Skip to content

Decorating the Snakefile

In the previous steps, the Snakemake rules were run individually. But what if we want to run all the commands at once? It gets tedious to run each command individually, and we can do that already without Snakemake!

By defining the inputs and outputs for each rule's command(s), Snakemake can figure out how the rules are linked together. The rule structure will now look something like this, where input:, output:, and shell: are Snakemake directives:

rule rule_name:

    input:
        # input file names must be enclosed in quotes
        # multiple inputs should be separated by commas
        # the new line for each input is optional
        "input file 1",
        "input file 2",
        "input file 3"
    output:
        # output file names must be enclosed in quotes
        # multiple outputs should be separated by commas
        "output file 1",
        "output file 2"
    shell:
        # for multi-line commands
        # commands must be enclosed in triple quotes
        """
        command_1
        command_2
        """

Here, Snakemake interprets the input: and output: sections as Python code, and the shell: section as the bash code that gets run on the command line.

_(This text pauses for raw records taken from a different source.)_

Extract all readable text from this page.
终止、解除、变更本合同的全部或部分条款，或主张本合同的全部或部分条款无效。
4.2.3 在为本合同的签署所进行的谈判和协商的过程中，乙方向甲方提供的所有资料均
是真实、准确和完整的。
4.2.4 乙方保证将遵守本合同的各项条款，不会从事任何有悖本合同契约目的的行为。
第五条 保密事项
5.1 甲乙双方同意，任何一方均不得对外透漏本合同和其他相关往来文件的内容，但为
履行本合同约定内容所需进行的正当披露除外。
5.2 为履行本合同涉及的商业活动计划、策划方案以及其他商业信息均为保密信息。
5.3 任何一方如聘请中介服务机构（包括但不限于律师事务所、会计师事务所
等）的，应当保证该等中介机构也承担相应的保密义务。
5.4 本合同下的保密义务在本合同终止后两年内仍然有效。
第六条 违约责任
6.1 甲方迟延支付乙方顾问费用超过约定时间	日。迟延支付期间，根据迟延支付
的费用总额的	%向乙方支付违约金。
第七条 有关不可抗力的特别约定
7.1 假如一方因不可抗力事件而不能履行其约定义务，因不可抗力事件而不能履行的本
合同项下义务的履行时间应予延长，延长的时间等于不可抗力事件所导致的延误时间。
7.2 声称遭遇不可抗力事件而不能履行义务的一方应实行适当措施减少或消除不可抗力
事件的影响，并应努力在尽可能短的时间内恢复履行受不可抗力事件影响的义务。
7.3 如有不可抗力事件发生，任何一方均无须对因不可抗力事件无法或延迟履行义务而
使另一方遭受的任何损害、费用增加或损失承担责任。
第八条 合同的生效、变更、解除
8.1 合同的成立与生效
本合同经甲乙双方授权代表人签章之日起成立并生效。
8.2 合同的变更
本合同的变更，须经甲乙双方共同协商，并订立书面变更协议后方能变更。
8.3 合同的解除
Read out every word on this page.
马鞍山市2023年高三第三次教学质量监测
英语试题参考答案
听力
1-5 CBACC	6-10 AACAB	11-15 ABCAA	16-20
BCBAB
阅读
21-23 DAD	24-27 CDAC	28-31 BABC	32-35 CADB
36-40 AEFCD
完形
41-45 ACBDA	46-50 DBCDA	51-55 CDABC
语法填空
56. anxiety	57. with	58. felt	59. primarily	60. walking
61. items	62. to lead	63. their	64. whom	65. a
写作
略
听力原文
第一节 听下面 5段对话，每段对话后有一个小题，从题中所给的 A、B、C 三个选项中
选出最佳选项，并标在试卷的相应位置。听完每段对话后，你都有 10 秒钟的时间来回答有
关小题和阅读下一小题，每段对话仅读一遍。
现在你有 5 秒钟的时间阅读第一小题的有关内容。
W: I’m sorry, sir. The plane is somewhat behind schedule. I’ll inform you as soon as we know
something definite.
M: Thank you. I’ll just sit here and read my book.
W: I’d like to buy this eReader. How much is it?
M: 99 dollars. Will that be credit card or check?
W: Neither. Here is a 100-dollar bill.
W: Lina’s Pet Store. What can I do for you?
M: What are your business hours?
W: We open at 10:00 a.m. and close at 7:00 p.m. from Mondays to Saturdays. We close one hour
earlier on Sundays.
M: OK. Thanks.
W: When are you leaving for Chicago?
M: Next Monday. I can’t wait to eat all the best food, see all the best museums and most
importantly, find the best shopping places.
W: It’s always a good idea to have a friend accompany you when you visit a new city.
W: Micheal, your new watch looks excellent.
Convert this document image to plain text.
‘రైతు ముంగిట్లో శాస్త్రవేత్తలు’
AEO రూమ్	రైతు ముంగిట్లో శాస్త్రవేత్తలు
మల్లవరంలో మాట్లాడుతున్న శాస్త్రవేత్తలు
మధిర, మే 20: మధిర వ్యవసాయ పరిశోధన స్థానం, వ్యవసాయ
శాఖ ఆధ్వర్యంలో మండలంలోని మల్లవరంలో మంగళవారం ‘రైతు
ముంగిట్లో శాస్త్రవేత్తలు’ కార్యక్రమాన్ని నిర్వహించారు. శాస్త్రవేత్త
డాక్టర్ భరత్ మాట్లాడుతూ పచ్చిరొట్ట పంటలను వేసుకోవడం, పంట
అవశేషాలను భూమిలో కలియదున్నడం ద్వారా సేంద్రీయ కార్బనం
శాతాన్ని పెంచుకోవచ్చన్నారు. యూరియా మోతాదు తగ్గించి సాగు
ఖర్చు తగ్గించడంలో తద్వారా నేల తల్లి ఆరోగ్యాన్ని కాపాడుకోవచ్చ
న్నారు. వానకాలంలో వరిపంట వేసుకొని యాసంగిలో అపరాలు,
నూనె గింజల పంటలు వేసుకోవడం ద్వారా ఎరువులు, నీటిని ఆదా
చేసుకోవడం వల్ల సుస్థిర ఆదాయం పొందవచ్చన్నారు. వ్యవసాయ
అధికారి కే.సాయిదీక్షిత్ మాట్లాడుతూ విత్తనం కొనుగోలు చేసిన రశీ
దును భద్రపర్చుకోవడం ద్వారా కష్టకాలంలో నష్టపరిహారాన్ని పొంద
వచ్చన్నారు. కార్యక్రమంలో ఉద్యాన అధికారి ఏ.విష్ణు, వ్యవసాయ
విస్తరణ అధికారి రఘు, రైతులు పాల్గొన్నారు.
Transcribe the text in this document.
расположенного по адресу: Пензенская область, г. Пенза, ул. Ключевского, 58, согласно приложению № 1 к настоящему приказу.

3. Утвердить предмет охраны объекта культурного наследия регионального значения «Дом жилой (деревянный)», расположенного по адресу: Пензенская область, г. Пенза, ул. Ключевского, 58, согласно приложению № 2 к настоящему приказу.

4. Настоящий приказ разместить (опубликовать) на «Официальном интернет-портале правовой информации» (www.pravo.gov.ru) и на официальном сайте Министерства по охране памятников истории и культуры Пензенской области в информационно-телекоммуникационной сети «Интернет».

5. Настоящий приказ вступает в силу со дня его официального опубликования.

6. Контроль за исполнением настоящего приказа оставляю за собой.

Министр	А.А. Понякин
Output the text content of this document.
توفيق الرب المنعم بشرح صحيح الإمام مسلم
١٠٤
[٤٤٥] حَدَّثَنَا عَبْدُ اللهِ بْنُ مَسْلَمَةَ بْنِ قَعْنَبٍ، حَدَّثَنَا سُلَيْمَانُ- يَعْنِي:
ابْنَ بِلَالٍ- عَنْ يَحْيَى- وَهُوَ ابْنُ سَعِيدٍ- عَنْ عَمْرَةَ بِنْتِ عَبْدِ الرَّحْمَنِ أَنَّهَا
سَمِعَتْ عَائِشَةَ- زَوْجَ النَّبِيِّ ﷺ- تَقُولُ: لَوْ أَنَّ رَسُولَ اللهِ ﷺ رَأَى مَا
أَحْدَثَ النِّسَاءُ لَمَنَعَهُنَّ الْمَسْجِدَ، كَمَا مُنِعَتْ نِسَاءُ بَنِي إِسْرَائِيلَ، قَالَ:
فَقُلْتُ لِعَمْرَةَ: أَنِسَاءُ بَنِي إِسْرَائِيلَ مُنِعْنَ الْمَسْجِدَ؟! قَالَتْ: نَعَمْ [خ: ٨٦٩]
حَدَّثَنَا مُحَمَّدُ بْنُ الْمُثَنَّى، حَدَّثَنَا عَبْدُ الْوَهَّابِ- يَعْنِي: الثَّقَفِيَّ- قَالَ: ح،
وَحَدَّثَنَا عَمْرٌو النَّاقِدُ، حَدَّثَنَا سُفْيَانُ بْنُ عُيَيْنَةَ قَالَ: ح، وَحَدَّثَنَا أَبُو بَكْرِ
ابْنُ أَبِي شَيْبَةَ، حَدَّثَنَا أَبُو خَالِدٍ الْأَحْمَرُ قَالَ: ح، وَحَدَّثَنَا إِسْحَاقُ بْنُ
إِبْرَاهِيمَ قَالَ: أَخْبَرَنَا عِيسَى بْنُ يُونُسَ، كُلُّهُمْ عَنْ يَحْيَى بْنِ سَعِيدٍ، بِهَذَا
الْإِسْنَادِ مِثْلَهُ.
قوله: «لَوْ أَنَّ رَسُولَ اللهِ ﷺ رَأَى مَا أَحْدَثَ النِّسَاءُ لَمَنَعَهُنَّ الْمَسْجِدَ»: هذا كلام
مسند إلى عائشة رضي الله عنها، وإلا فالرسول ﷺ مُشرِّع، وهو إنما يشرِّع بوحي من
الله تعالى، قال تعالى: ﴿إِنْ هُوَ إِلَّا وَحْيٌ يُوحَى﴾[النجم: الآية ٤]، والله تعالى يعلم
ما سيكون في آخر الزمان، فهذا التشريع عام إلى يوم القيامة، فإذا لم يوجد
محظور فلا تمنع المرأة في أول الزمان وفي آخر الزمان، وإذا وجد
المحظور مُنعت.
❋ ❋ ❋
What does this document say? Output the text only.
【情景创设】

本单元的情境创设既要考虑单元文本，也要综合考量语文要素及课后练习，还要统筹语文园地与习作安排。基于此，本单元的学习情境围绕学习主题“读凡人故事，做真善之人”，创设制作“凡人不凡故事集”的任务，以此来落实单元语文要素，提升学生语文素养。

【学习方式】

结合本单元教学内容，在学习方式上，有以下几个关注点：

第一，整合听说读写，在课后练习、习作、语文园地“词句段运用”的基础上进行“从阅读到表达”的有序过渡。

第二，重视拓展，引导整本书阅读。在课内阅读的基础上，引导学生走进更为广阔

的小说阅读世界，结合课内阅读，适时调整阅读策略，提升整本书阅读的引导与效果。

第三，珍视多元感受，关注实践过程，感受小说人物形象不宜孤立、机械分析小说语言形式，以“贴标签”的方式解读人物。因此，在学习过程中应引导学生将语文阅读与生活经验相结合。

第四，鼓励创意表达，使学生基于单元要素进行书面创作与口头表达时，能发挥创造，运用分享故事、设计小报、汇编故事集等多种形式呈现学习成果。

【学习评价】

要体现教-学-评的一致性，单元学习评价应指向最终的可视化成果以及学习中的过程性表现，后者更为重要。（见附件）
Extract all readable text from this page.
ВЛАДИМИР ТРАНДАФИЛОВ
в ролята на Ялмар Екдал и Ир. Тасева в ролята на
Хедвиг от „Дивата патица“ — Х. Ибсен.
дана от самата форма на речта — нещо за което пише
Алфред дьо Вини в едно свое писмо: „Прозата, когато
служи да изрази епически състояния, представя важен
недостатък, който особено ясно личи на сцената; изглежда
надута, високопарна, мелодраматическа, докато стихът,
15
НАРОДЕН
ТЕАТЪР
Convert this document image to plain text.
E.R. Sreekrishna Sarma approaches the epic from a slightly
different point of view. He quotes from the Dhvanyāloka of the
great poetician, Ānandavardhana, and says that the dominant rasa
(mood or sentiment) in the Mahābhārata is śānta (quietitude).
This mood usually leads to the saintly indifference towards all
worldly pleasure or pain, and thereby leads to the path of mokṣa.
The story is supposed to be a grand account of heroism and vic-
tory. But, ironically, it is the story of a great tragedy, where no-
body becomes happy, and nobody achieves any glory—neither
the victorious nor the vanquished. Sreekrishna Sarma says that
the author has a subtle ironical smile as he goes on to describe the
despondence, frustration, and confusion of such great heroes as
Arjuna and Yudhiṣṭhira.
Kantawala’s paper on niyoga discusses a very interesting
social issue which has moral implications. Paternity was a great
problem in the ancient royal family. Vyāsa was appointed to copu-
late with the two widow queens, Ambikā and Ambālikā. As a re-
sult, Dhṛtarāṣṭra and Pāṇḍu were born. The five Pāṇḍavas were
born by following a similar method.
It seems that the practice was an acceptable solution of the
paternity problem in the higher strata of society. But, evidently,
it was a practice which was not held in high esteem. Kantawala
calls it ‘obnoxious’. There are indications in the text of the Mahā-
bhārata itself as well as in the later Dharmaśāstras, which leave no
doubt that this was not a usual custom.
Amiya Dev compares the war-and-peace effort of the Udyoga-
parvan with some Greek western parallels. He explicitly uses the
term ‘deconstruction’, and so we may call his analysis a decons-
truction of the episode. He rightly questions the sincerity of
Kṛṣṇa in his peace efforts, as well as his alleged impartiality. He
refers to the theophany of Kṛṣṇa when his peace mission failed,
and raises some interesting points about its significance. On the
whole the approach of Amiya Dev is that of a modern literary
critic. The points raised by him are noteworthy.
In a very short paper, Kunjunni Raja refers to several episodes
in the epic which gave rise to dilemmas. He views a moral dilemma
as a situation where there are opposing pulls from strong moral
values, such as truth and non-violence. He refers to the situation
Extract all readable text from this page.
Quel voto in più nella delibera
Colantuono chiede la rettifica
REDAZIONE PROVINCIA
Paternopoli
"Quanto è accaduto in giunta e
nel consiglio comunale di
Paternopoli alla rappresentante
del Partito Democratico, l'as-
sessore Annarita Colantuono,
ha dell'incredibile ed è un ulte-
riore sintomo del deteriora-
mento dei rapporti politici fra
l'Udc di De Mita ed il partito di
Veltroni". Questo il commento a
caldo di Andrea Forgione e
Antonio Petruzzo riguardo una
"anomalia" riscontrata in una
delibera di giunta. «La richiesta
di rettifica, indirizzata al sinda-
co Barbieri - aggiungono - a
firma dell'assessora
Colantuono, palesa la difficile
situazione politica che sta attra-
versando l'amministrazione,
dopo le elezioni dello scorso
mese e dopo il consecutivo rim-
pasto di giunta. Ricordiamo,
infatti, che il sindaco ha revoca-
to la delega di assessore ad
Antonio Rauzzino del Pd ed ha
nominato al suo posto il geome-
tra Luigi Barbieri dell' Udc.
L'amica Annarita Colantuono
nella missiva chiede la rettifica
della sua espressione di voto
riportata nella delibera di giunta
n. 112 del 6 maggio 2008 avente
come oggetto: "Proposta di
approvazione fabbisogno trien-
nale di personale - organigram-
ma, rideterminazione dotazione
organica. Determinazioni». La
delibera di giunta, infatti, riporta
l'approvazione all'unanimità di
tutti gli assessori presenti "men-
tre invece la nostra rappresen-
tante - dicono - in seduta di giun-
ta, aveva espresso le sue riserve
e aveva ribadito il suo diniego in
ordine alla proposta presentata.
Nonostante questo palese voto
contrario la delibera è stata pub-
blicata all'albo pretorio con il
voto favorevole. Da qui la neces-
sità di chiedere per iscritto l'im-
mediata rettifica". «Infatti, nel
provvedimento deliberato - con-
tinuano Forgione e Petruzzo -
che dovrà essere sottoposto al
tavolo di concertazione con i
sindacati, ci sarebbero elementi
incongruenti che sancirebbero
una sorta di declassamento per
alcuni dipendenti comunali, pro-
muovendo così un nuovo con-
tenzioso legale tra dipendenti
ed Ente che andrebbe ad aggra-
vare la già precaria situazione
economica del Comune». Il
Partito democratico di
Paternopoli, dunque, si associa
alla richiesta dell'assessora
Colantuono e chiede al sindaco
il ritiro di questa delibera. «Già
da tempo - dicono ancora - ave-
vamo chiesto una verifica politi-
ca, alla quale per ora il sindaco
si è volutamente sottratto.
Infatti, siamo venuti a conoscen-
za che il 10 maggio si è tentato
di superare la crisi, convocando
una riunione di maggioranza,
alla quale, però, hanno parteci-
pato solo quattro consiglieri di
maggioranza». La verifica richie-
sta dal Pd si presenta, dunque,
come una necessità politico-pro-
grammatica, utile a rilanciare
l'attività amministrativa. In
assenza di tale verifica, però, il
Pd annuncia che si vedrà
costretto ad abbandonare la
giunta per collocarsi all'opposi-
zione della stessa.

Step 4: Adding output files

Let's start with a clean slate.

Warning

Be careful with rm command - it deletes files forever!

Delete any output files you created in the sections above, such that you only have the Snakefile in your directory: rm <file name>.

The output of the download_data rule is SRR2584857_1.fastq.gz. Add this to the rule, note that the output file must be in quotes "":

rule download_data:

    output: "SRR2584857_1.fastq.gz"
    shell:
        "wget https://osf.io/4rdza/download -O SRR2584857_1.fastq.gz"

Try: Run the download_data rule twice.

snakemake -p download_data

You will notice the following message after the second run of download_data:

snakemake nothing to be done message

Delete the file: rm SRR2584857_1.fastq.gz. Now run the rule again.

This time the shell command is executed! By explicitly including the output file in the rule, Snakemake was smart enough to know that the output file already exists and doesn't need to be re-created.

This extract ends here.